Il tema della conciliazione porta con sé anche quello del tempo di lavoro, che Camusso coniuga in relazione alle nuove tecnologie. “Il tempo di lavoro oggi è aumentato, chi lavora oggi lavora di più di quanto lavorasse prima della crisi. Ed è un tempo che non è misurato, non sta nel cartellino, perché è il tempo della connessione, dell'essere comunque in linea, del continuare a pensare e fare”, ha argomentato l’ex segretario generale della Cgil: “Quello però è un tempo maschile, perché è il tempo della disponibilità. Quello che fa dire agli uomini: ‘se ritardo nell’arrivare a casa comunque c'è chi ha preparato la cena, se non posso andare a prendere i bambini ci penserà la mia compagna o la nonna, comunque una donna’. Ma se questa disponibilità diventa il metro di misura della carriera, della professionalità, dei livelli di inquadramento, della retribuzione, allora questa è una discriminazione”.

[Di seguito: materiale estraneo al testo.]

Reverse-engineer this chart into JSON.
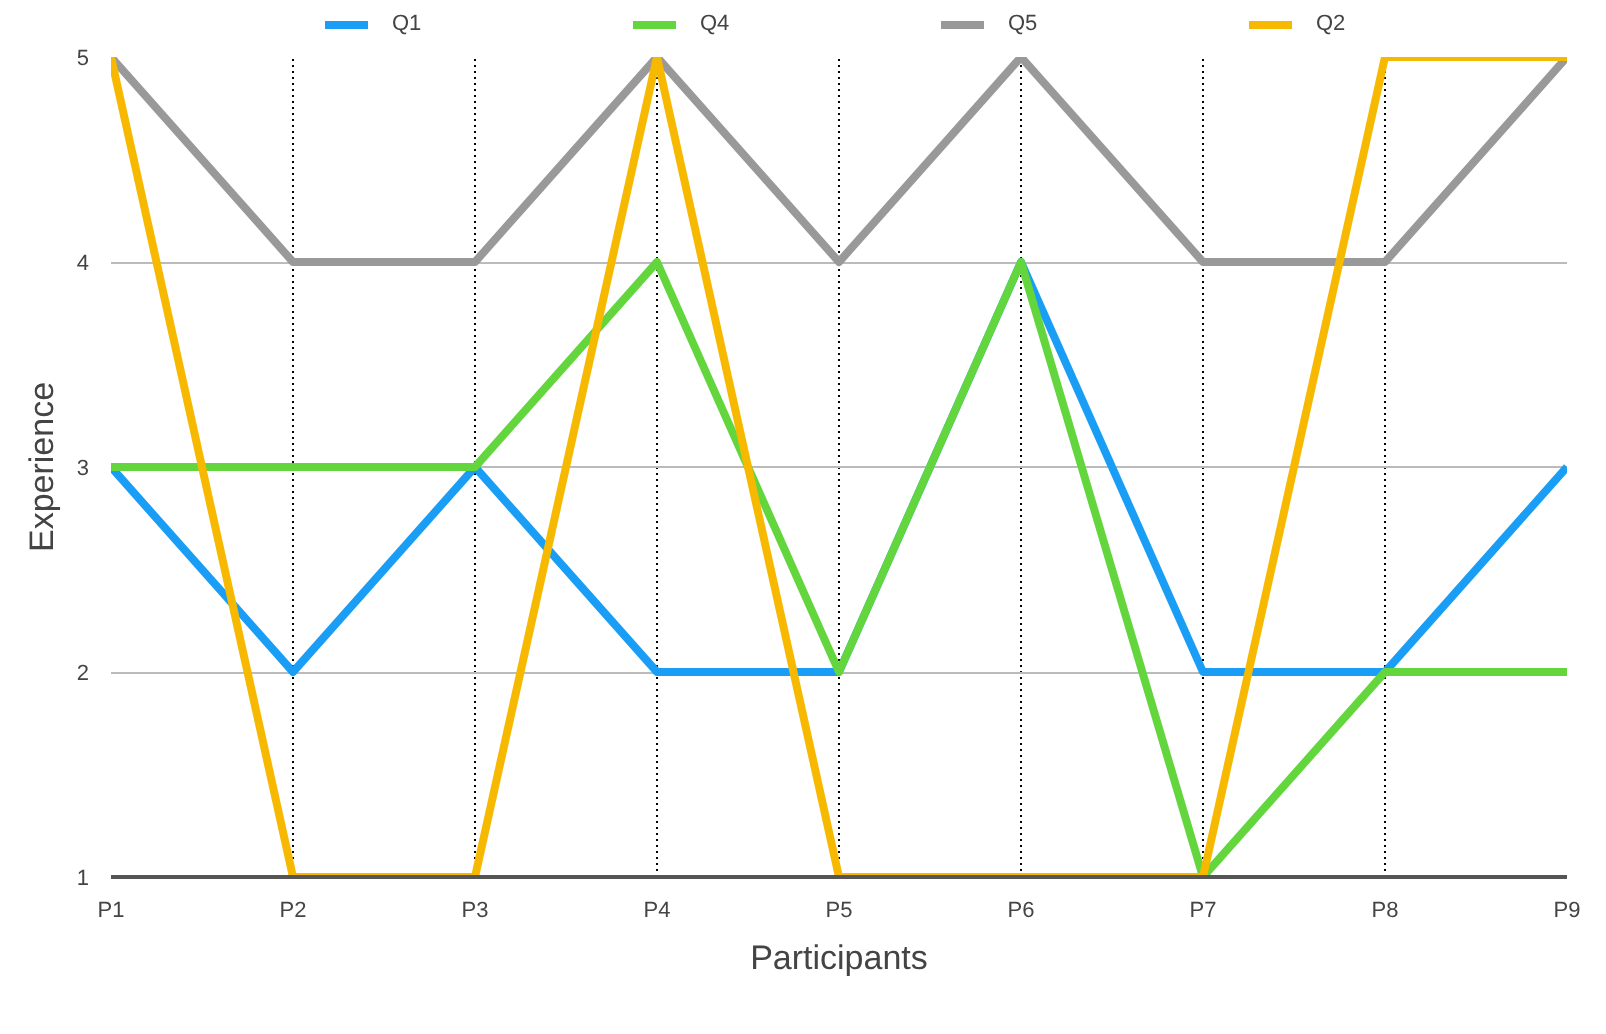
{
  "chart_data": {
    "type": "line",
    "xlabel": "Participants",
    "ylabel": "Experience",
    "categories": [
      "P1",
      "P2",
      "P3",
      "P4",
      "P5",
      "P6",
      "P7",
      "P8",
      "P9"
    ],
    "series": [
      {
        "name": "Q1",
        "color": "#1a9ef5",
        "values": [
          3,
          2,
          3,
          2,
          2,
          4,
          2,
          2,
          3
        ]
      },
      {
        "name": "Q4",
        "color": "#62d63c",
        "values": [
          3,
          3,
          3,
          4,
          2,
          4,
          1,
          2,
          2
        ]
      },
      {
        "name": "Q5",
        "color": "#999999",
        "values": [
          5,
          4,
          4,
          5,
          4,
          5,
          4,
          4,
          5
        ]
      },
      {
        "name": "Q2",
        "color": "#f7b900",
        "values": [
          5,
          1,
          1,
          5,
          1,
          1,
          1,
          5,
          5
        ]
      }
    ],
    "ylim": [
      1,
      5
    ],
    "yticks": [
      1,
      2,
      3,
      4,
      5
    ],
    "grid": true,
    "legend": "top",
    "marker": "none",
    "line_style": "solid"
  }
}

Questa è una grande battaglia da fare, ha aggiunto, perché “noi possiamo avere tutta la qualità, l'istruzione, gli strumenti, l'impegno possibile, ma la questione poi cade sul fatto che il mio tempo va diviso tra tantissime attività, e non c'è la soluzione di scaricare tutto su qualcun altro”. Senza dimenticare, ha così concluso Camusso, che “una delle nostre diversità è anche quella che vorremmo avere del tempo per noi, per la nostra famiglia, per stare con i figli. Ed è una cosa di benessere avere del tempo diverso da quello in cui siamo online per la propria azienda o la propria attività. Noi dobbiamo rivendicare questa qualità della vita, e farla divenire il cuore della contrattazione di genere”.